Yesterday was a rough day. And then I got word that Muhammad Ali died.
This morning my husband asked me if I had heard, as the news came out after he had gone to bed. He saw I had posted a photo on Facebook and said, “Of course you knew.” Because for this woman, one who is no fan of sports and actually despises boxing, Muhammad Ali has always been my favorite athlete.
I remember watching footage of him as a kid. His burnt honey skin seemed to jump out like Technicolor in black and white images and old video reels. He danced and pranced around the ring, he was the king of trash talkers. Which, I always wondered, is it trash talking if its true? If he tells you that he the greatest and that he’s gonna whoop your ass and then actually whoops your ass, is it not just him telling the truth?
As a kid watching him when my dad watched documentaries or old fights, I’d stare in awe. Lord, was he handsome. He was tall and big and powerful and strong. He was a jokester.
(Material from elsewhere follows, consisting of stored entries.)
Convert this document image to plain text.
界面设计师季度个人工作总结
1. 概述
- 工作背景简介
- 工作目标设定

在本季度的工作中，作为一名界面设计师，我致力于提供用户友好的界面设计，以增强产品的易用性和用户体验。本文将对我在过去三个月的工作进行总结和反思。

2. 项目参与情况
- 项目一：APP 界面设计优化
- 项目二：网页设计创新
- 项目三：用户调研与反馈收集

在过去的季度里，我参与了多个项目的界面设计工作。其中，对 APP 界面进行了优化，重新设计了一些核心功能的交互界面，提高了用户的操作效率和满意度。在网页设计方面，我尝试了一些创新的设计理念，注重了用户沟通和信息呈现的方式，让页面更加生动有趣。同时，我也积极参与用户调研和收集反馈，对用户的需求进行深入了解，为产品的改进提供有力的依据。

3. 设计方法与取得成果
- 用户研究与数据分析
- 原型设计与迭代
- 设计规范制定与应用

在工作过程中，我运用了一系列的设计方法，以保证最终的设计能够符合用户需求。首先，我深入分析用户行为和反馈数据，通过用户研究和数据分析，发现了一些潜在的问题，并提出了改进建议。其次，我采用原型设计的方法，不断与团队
And when he said he was pretty, well, he didn’t lie about that either.
As I got older, I learned more about him, aside from the celebrity. I hesitate to call it activism. Activists often fight for causes, the masses, the many, but I feel like Ali moreso stood firmly grounded in his own truth. He was passionate and unwavering in his objection of the war in Vietnam. He was unbreakable.
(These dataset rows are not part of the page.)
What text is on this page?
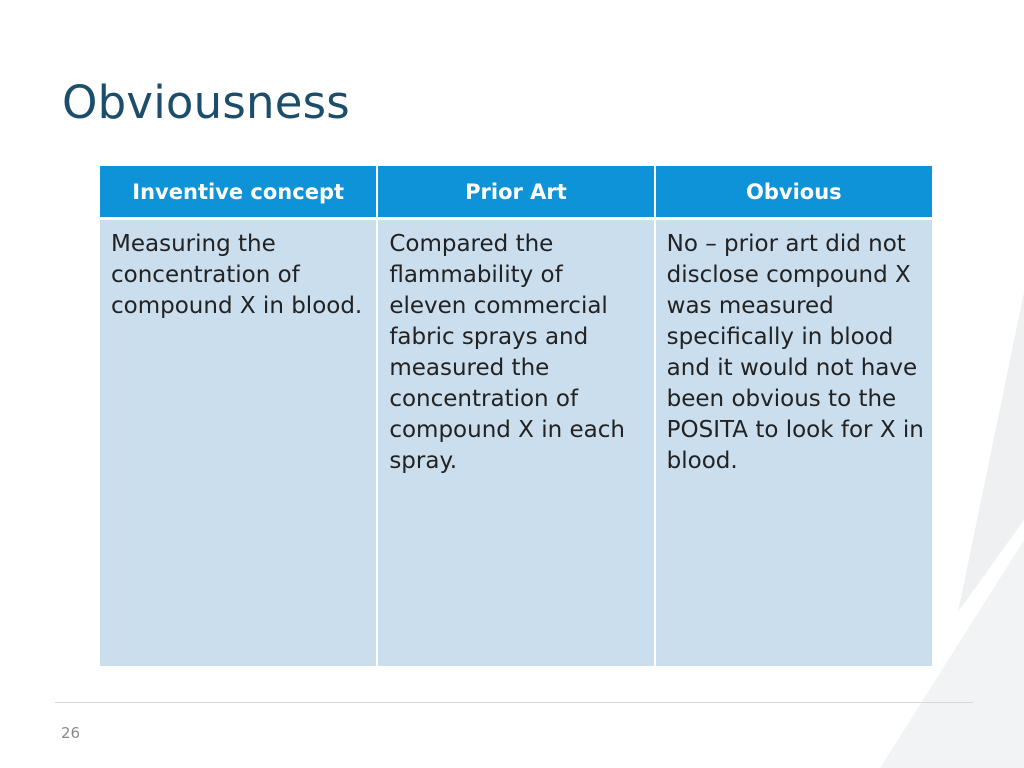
Obviousness
Inventive concept	Prior Art	Obvious
Measuring the concentration of compound X in blood.	Compared the flammability of eleven commercial fabric sprays and measured the concentration of compound X in each spray.	No – prior art did not disclose compound X was measured specifically in blood and it would not have been obvious to the POSITA to look for X in blood.
26
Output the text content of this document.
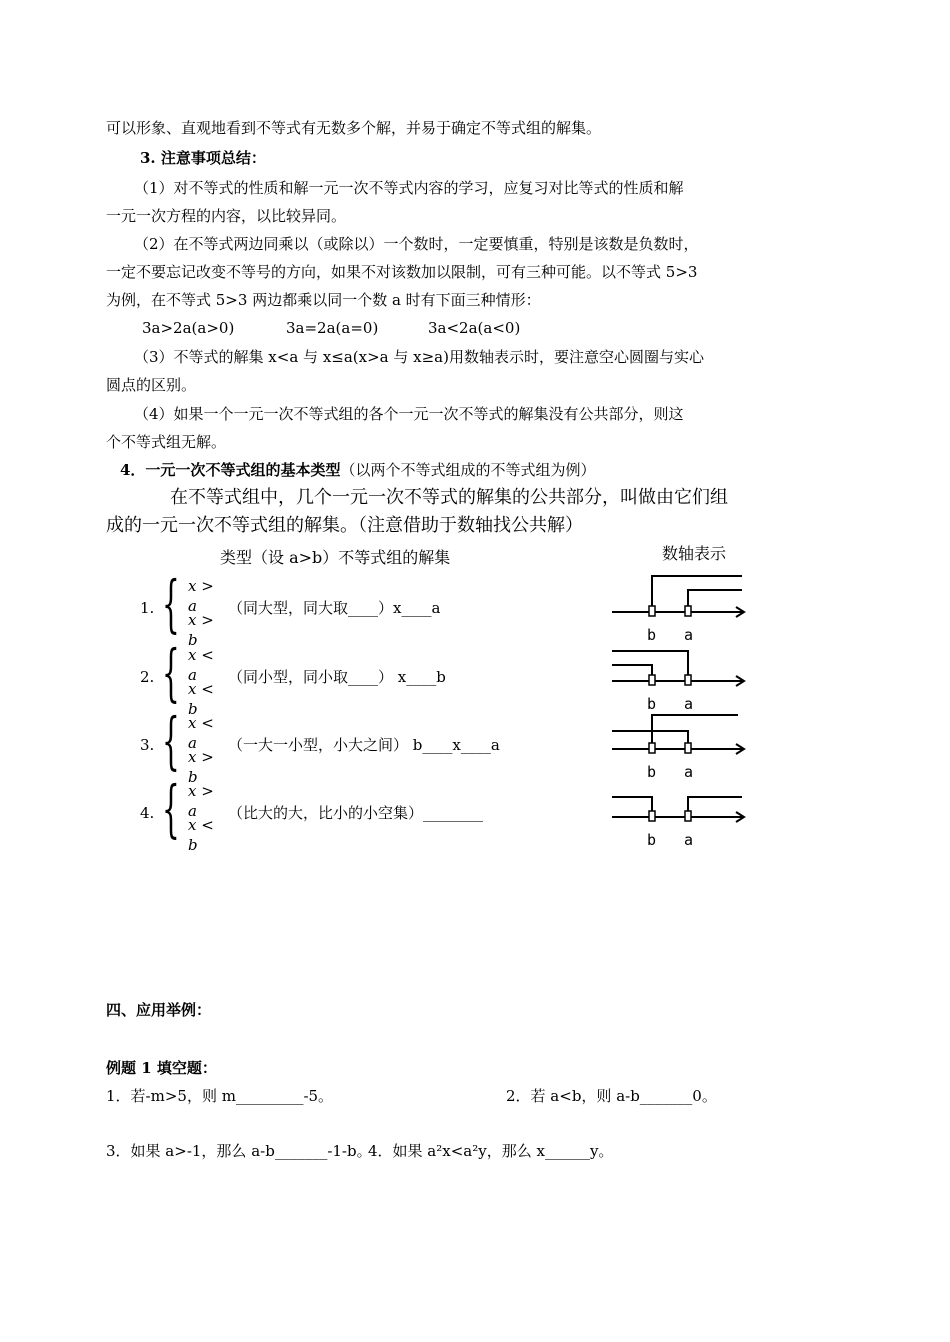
可以形象、直观地看到不等式有无数多个解，并易于确定不等式组的解集。
3. 注意事项总结：
（1）对不等式的性质和解一元一次不等式内容的学习，应复习对比等式的性质和解
一元一次方程的内容，以比较异同。
（2）在不等式两边同乘以（或除以）一个数时，一定要慎重，特别是该数是负数时，
一定不要忘记改变不等号的方向，如果不对该数加以限制，可有三种可能。以不等式 5>3
为例，在不等式 5>3 两边都乘以同一个数 a 时有下面三种情形：
3a>2a(a>0)	3a=2a(a=0)	3a<2a(a<0)
（3）不等式的解集 x<a 与 x≤a(x>a 与 x≥a)用数轴表示时，要注意空心圆圈与实心
圆点的区别。
（4）如果一个一元一次不等式组的各个一元一次不等式的解集没有公共部分，则这
个不等式组无解。
4．一元一次不等式组的基本类型（以两个不等式组成的不等式组为例）
在不等式组中，几个一元一次不等式的解集的公共部分，叫做由它们组
成的一元一次不等式组的解集。（注意借助于数轴找公共解）
类型（设 a>b）不等式组的解集	数轴表示
1. { x > a
x > b
（同大型，同大取____）x____a
b a
2. { x < a
x < b
（同小型，同小取____） x____b
b a
3. { x < a
x > b
（一大一小型，小大之间） b____x____a
b a
4. { x > a
x < b
（比大的大，比小的小空集）________
b a
四、应用举例：
例题 1 填空题：
1．若-m>5，则 m_________-5。	2．若 a<b，则 a-b_______0。
3．如果 a>-1，那么 a-b_______-1-b。
4．如果 a²x<a²y，那么 x______y。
He was a profoundly unapologetic; of his blackness, is religion, his denouncing of white supremacy. As we remember him today and into the future, I hope and pray that we remember Ali wholly, and not hold onto an ideal memory of him being palatable for America. A few years ago, he received the Liberty Medal; 40 years after his freedom and liberty were stolen from him. He carried the torch in the Olympic games, the same contest on which he won an Olympic medal for the United States of America and upon returning home was denied service in a restaurant thanks to Jim Crow laws.
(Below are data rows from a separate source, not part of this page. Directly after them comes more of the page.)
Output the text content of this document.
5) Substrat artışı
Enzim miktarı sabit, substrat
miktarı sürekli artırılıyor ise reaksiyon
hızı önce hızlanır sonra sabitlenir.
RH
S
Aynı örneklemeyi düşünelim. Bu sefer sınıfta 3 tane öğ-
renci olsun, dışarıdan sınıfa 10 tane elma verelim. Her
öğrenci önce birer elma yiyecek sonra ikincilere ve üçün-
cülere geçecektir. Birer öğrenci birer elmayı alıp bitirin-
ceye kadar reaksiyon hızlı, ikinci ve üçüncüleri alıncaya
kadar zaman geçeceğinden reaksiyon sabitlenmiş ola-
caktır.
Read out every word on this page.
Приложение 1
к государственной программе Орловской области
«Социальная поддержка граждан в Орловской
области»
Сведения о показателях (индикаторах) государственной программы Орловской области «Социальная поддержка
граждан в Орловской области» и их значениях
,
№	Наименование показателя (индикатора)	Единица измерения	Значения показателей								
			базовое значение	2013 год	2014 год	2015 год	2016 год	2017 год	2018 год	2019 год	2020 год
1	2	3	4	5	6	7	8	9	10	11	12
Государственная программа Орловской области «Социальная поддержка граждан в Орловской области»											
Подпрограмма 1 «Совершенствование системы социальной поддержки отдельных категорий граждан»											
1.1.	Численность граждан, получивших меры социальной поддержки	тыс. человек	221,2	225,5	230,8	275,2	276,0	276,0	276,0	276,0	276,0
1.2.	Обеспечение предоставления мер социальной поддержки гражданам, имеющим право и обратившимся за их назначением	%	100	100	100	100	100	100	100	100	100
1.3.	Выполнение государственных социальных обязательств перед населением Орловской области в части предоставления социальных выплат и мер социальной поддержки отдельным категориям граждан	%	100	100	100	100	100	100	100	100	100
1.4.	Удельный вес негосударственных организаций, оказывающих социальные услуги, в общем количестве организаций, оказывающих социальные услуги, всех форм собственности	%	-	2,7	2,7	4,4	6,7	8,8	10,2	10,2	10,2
Someone once explained to me the process of preparing a Muslim body for burial. Quite ritualistic, the washing, wrapping, and prayers over the body are quite a way to say goodbye to his vessel as his spirit moves on to Paradise. I imagine that the ancestors have been waiting quite some time to get a good look at this enigma to see just how one man, who was larger than life, devoted father, partner and friend, can float like a butterfly and sting like a bee.